Landlord relies entirely upon Sec. 52(a) of the City Rent Regulations, in his petition. There is no allegation as to nuisance (Subd. b) or illegality of occupancy (Subd. c).

Sec. 52(a) of the City Rent Regulations sets forth as grounds for proceedings for eviction 'a. The tenant is violating a substantial obligation of his tenancy other than the obligation to surrender possession of such housing accommodation and has failed to cure such violation after written notice by the landlord that the violation cease within 10 days; or within the 3 month period immediately prior to the commencement of the proceeding, the tenant has wilfully violated such an obligation inflicting serious and substantial injury upon the landlord.'

The violations of substantial obligations of the tenancy which landlord alleges are (1) violation of Par. 13 of the lease prohibiting occupancy by other than tenant and his immediate family, in that tenant allegedly maintained sub-tenants; (2) violation of Par. 4 which forbids the exposing by tenant of any sign, advertisement or illumination at the windows or in any place except upon approval of landlord, and the use of shades, etc., except such are approved, in that tenant allegedly permitted business signs to be installed and (3) violation of Par. 13 which forbids the use or occupancy for any purpose whatever in violation of governmental rules, ordinances or regulations, in that tenant allegedly maintained a photography studio in the apartment. There is also an allegation that tenant permitted noise and disturbance.

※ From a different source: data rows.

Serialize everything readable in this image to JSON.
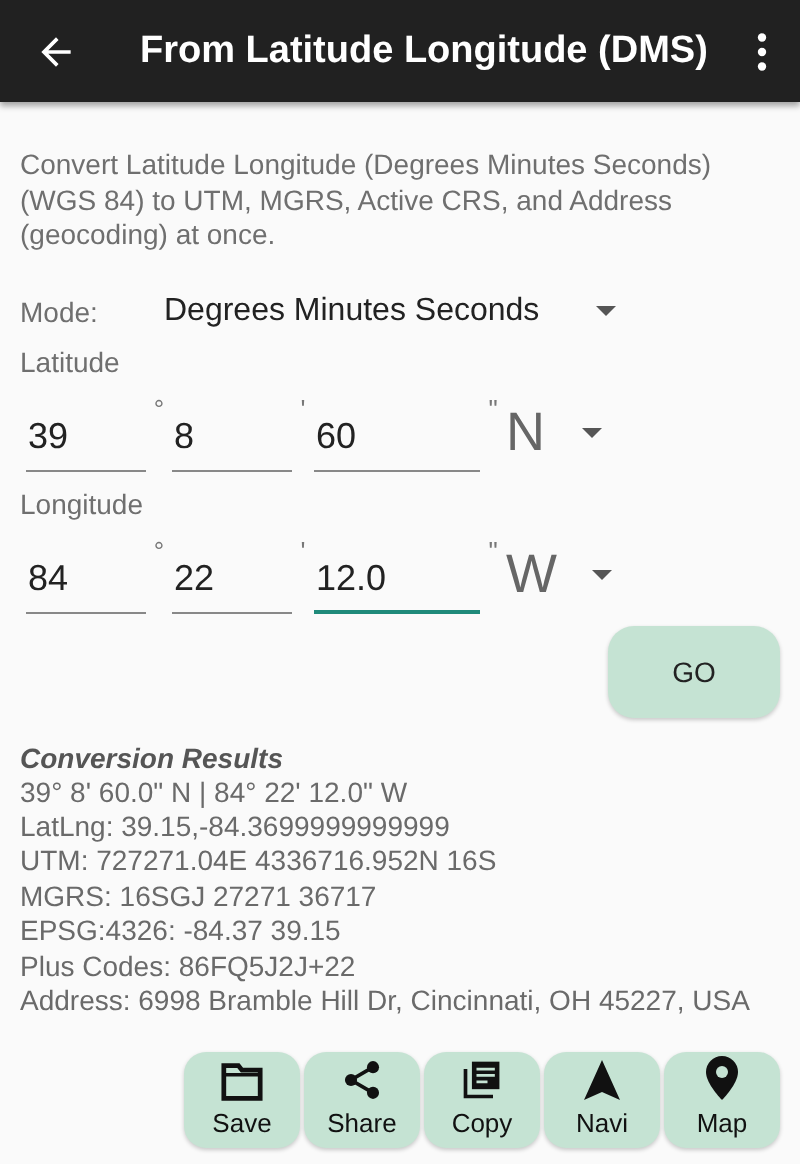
{
  "app_bar": {
    "title": "From Latitude Longitude (DMS)"
  },
  "description": "Convert Latitude Longitude (Degrees Minutes Seconds) (WGS 84) to UTM, MGRS, Active CRS, and Address (geocoding) at once.",
  "mode": {
    "label": "Mode:",
    "value": "Degrees Minutes Seconds"
  },
  "coordinates": [
    {
      "label": "Latitude",
      "fields": [
        {
          "value": "39",
          "unit": "°",
          "focused": false
        },
        {
          "value": "8",
          "unit": "'",
          "focused": false
        },
        {
          "value": "60",
          "unit": "\"",
          "focused": false
        }
      ],
      "direction": "N"
    },
    {
      "label": "Longitude",
      "fields": [
        {
          "value": "84",
          "unit": "°",
          "focused": false
        },
        {
          "value": "22",
          "unit": "'",
          "focused": false
        },
        {
          "value": "12.0",
          "unit": "\"",
          "focused": true
        }
      ],
      "direction": "W"
    }
  ],
  "go_button": "GO",
  "results": {
    "title": "Conversion Results",
    "lines": [
      "39° 8' 60.0\" N | 84° 22' 12.0\" W",
      "LatLng: 39.15,-84.3699999999999",
      "UTM: 727271.04E 4336716.952N 16S",
      "MGRS: 16SGJ 27271 36717",
      "EPSG:4326: -84.37 39.15",
      "Plus Codes: 86FQ5J2J+22",
      "Address: 6998 Bramble Hill Dr, Cincinnati, OH 45227, USA"
    ]
  },
  "actions": [
    {
      "label": "Save",
      "kind": "folder"
    },
    {
      "label": "Share",
      "kind": "share"
    },
    {
      "label": "Copy",
      "kind": "copy"
    },
    {
      "label": "Navi",
      "kind": "navigation"
    },
    {
      "label": "Map",
      "kind": "pin"
    }
  ]
}
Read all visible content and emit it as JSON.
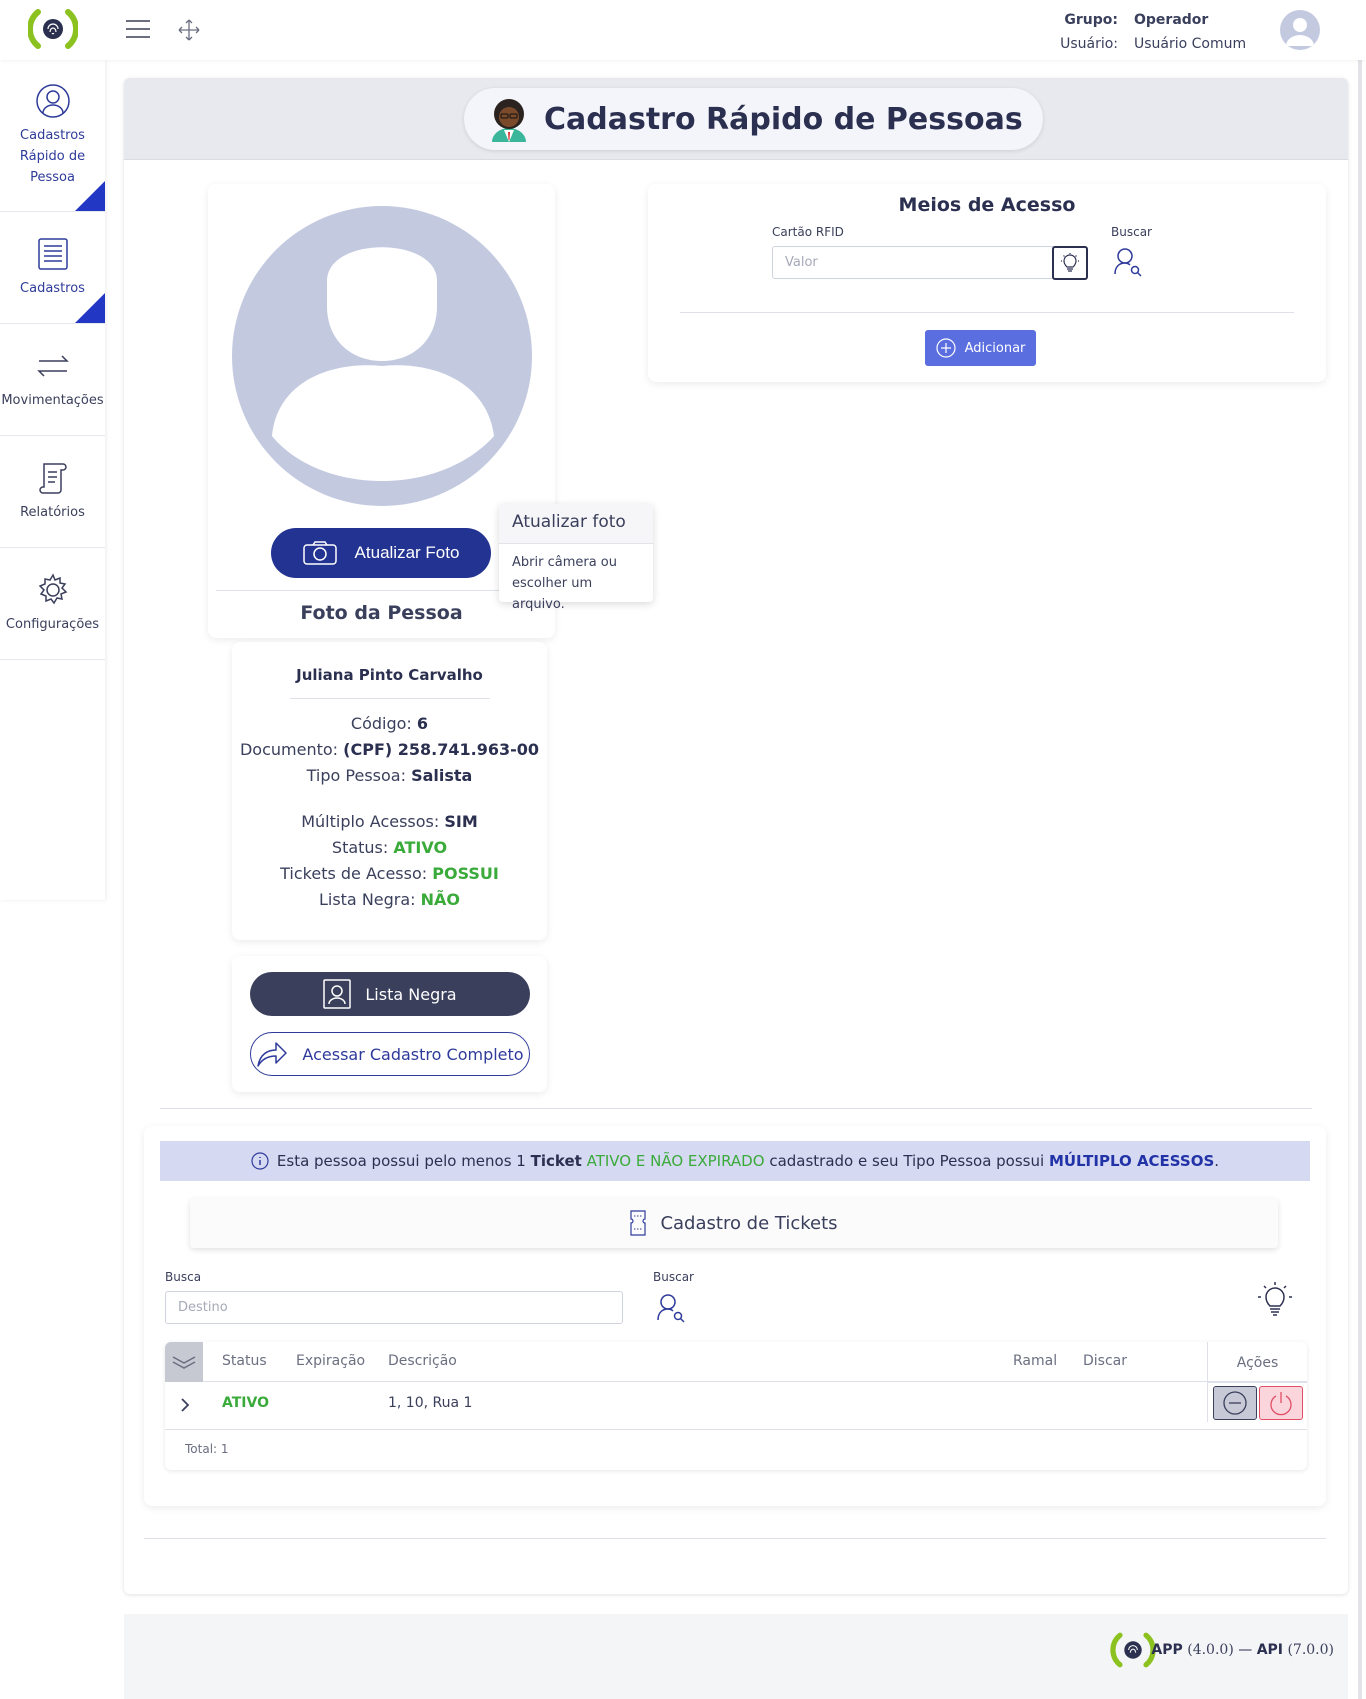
{
  "header": {
    "group_label": "Grupo:",
    "group_value": "Operador",
    "user_label": "Usuário:",
    "user_value": "Usuário Comum"
  },
  "sidebar": {
    "items": [
      {
        "label": "Cadastros Rápido de Pessoa",
        "icon": "user-circle-icon",
        "active": true
      },
      {
        "label": "Cadastros",
        "icon": "document-list-icon",
        "active": false
      },
      {
        "label": "Movimentações",
        "icon": "arrows-exchange-icon",
        "active": false
      },
      {
        "label": "Relatórios",
        "icon": "report-scroll-icon",
        "active": false
      },
      {
        "label": "Configurações",
        "icon": "gear-icon",
        "active": false
      }
    ]
  },
  "page": {
    "title": "Cadastro Rápido de Pessoas"
  },
  "photo": {
    "button_label": "Atualizar Foto",
    "caption": "Foto da Pessoa",
    "tooltip_title": "Atualizar foto",
    "tooltip_body": "Abrir câmera ou escolher um arquivo."
  },
  "person": {
    "name": "Juliana Pinto Carvalho",
    "codigo_label": "Código:",
    "codigo": "6",
    "documento_label": "Documento:",
    "documento": "(CPF) 258.741.963-00",
    "tipo_label": "Tipo Pessoa:",
    "tipo": "Salista",
    "multiplo_label": "Múltiplo Acessos:",
    "multiplo": "SIM",
    "status_label": "Status:",
    "status": "ATIVO",
    "tickets_label": "Tickets de Acesso:",
    "tickets": "POSSUI",
    "lista_label": "Lista Negra:",
    "lista": "NÃO"
  },
  "actions": {
    "lista_negra": "Lista Negra",
    "acessar": "Acessar Cadastro Completo"
  },
  "meios": {
    "title": "Meios de Acesso",
    "rfid_label": "Cartão RFID",
    "rfid_placeholder": "Valor",
    "buscar_label": "Buscar",
    "add_label": "Adicionar"
  },
  "tickets": {
    "alert_pre": "Esta pessoa possui pelo menos 1",
    "alert_ticket": "Ticket",
    "alert_green": "ATIVO E NÃO EXPIRADO",
    "alert_mid": "cadastrado e seu Tipo Pessoa possui",
    "alert_blue": "MÚLTIPLO ACESSOS",
    "alert_end": ".",
    "section_title": "Cadastro de Tickets",
    "busca_label": "Busca",
    "busca_placeholder": "Destino",
    "buscar_label": "Buscar",
    "columns": {
      "status": "Status",
      "expiracao": "Expiração",
      "descricao": "Descrição",
      "ramal": "Ramal",
      "discar": "Discar",
      "acoes": "Ações"
    },
    "rows": [
      {
        "status": "ATIVO",
        "expiracao": "",
        "descricao": "1, 10, Rua 1",
        "ramal": "",
        "discar": ""
      }
    ],
    "total": "Total: 1"
  },
  "footer": {
    "app_label": "APP",
    "app_version": "(4.0.0)",
    "separator": "—",
    "api_label": "API",
    "api_version": "(7.0.0)"
  },
  "colors": {
    "primary": "#233391",
    "accent_green": "#3aaa3a",
    "logo_green": "#8cc21f",
    "danger": "#e04f66"
  }
}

While not alleged in the Petition, landlord in a ten-day notice claimed further a violation of Par. 7 which provides that no animals shall be kept without written consent of the landlord.

The tenant denies any violation whatsoever of the obligations of his tenancy or the terms of his lease.

The evidence submitted by landlord was to the effect that in a visit to the apartment some five months previous, her agent found some visitors of tenant, including a bearded young man and several young women. He found an assortment of home-made furniture, including a large table made of boards, partly suspended by a chain from the ceiling; another home-made table made of boards; some photographic supplies in a small room or study which had been equipped with a dark window-shade; tripods and lights. He said he removed a small adhesive strip 1/2 4 from the mailbox with the legend 'Hirsch Enterprises;' that he removed the tenant's nameplate from the mailbox, on which another name besides the tenant had once appeared and since was blotted out; and a larger adhesive sign containing an obvious humorous reference, from the apartment door. Landlord also produced a business card with tenant's name on it, his home address and telephone number and the word 'Photography.' He stated that on one occasion he saw three people enter tenant's apartment, using keys to the front door and the apartment door. The superintendent testified that there was lots of company and that he heard noise and that sometimes a guest of the tenant would stay overnight; that the apartment was untidy; that a guest had visited with a dog but had left five months ago.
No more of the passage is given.